Groschenromane:Mächtige Burschen, raue Gesellen

"Wer lebt sein Leben schon so?": Dieter Walter schreibt seit fast vierzig Jahren Groschenromane. Ein Besuch.

Katharina Riehl

Die Welt in Kristina Brunners Geschichten ist eine Welt mit ziemlich vielen Adjektiven. Schroffe Gipfel gibt es dort, enge Täler, steingraue Berge, schwarze Unwetter, schmächtige Burschen, fleißige Kerlchen, tüchtige Wirtinnen, resolute Haushälterinnen und raue Gesellen.

Groschenromane: Geschichten von Bergdörfern oder Krankenhäusern: Groschenromane wie Toni, der Hüttenwirt  schreiben deren Autoren am Fließband.

Geschichten von Bergdörfern oder Krankenhäusern: Groschenromane wie Toni, der Hüttenwirt  schreiben deren Autoren am Fließband.

Die Welt von Dieter Walter ist eine Wohnung am Stadtrand von Augsburg. Ein kleines Wohnzimmer mit freundlichen Stofftieren, an der Tür hängt ein rotes Stoffherz mit der Aufschrift "Ich liebe dich", an den Wänden Fotos von ihm und seiner philippinischen Ehefrau.

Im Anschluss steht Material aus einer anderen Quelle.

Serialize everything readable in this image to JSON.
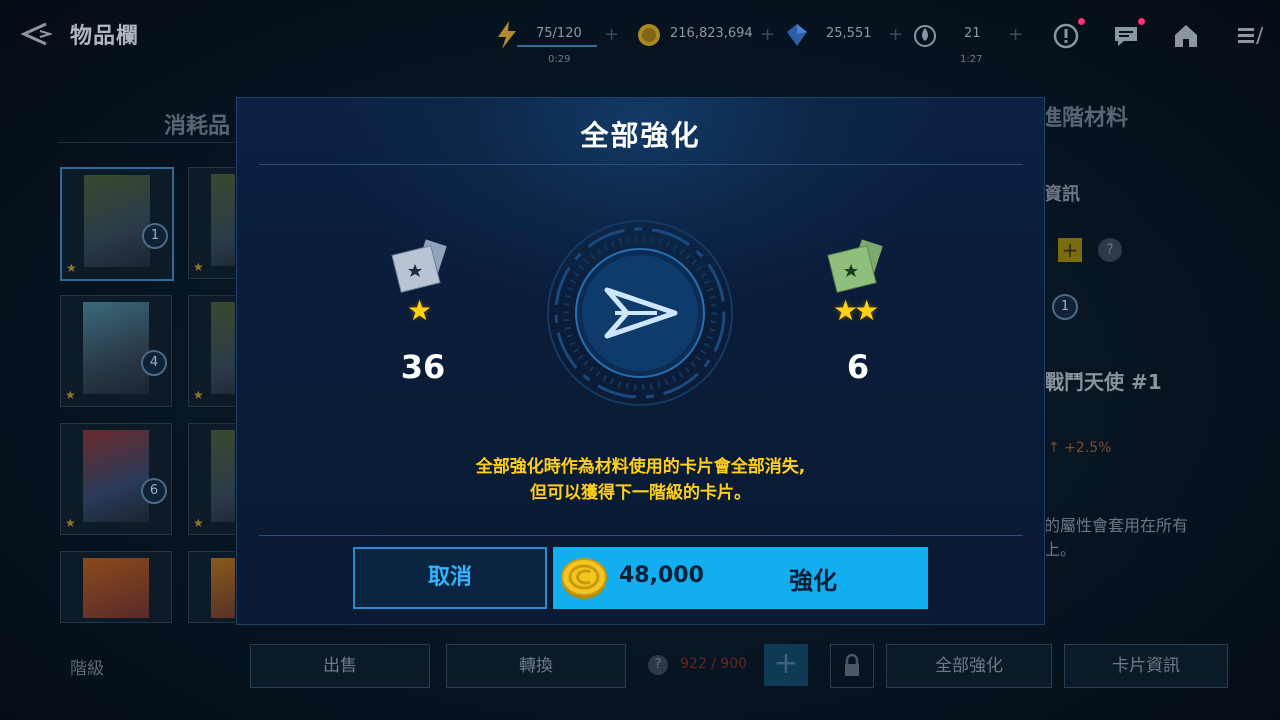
{
  "header": {
    "title": "物品欄",
    "energy": {
      "value": "75/120",
      "timer": "0:29"
    },
    "gold": {
      "value": "216,823,694"
    },
    "crystal": {
      "value": "25,551"
    },
    "stamina": {
      "value": "21",
      "timer": "1:27"
    },
    "plus_symbol": "+"
  },
  "background": {
    "tab_left": "消耗品",
    "tab_right": "進階材料",
    "info_title": "資訊",
    "card_name": "戰鬥天使 #1",
    "stat_bonus": "↑ +2.5%",
    "desc_line1": "的屬性會套用在所有",
    "desc_line2": "上。",
    "cards": [
      {
        "level": "1"
      },
      {
        "level": ""
      },
      {
        "level": "4"
      },
      {
        "level": ""
      },
      {
        "level": "6"
      },
      {
        "level": ""
      },
      {
        "level": ""
      },
      {
        "level": ""
      }
    ],
    "side_level": "1",
    "bottom": {
      "grade_label": "階級",
      "sell": "出售",
      "convert": "轉換",
      "count": "922 / 900",
      "enhance_all": "全部強化",
      "card_info": "卡片資訊"
    }
  },
  "modal": {
    "title": "全部強化",
    "from": {
      "stars": "★",
      "quantity": "36"
    },
    "to": {
      "stars": "★★",
      "quantity": "6"
    },
    "warning_line1": "全部強化時作為材料使用的卡片會全部消失,",
    "warning_line2": "但可以獲得下一階級的卡片。",
    "cancel_label": "取消",
    "cost": "48,000",
    "enhance_label": "強化"
  },
  "colors": {
    "accent": "#13aef0",
    "warning": "#ffcf1a",
    "star": "#ffd21a"
  }
}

Wenn Dieter Walter Geschichten erzählt, Geschichten von Bergdörfern oder Krankenhäusern, von verbotenen Lieben zwischen Burschen und Madln, zwischen Oberarzt und Krankenschwester, dann heißt Dieter Walter Kristina Brunner. Seit den 70er Jahren schreibt er unter diesem Pseudonym Groschenromane - weil Frauen Liebesgeschichten lieber von Frauen erzählt bekommen, hatte sein Verlag ihm damals gesagt. Rund 350 Geschichten in dünnen Heften auf Umweltpapier hat der 59-Jährige geschrieben, die meisten für den Verlag Bastei Lübbe.

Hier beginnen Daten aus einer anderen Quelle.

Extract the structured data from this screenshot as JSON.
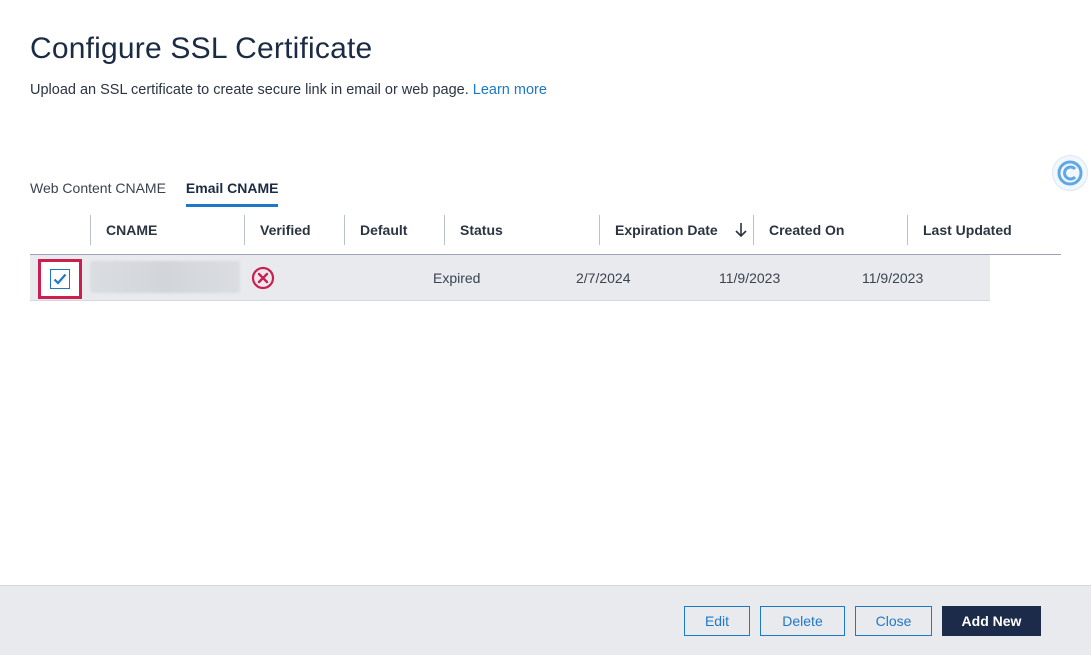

Gestern hatte er dem Franzl die ganze Geschichte anvertraut. Noch nie hatte er mit einem Fremden so offen gesprochen. Aber der Franzl hatte ein so offenes Gesicht, so ehrliche Augen und ein so gutes Herz, dass er in der Lage war, zu verstehen. Es war, als ob ihre Seelen miteinander verwandt wären. (Bergkristall: Seine Lüge - Ihr Geheimnis, S.9f)

Die Regale in Dieter Walters Wohnzimmer sind vollgestellt mit Büchern: Joy Fielding neben Hermann Hesse neben James Joyce. Zwischen den Büchern, am Couchtisch, gibt es Kaffee und Kuchen. Ein Heftroman, erklärt Dieter Walter, ist wie Kasperletheater: "Man hat seinen Hintergrund, sein Set, in den Alpenromanen meist ein bestimmtes Dorf. Die Geschichten sind dann immer ähnlich: Ein junges Paar lernt sich kennen, dann muss ein Hinderungsgrund eintreten, warum sie nicht zusammenkommen können." Dann gibt es noch ein paar andere Regeln: Der Stil muss blumig sein, mit vielen Ausschmückungen, die Sätze nicht zu lang. Und möglichst viel Dialog.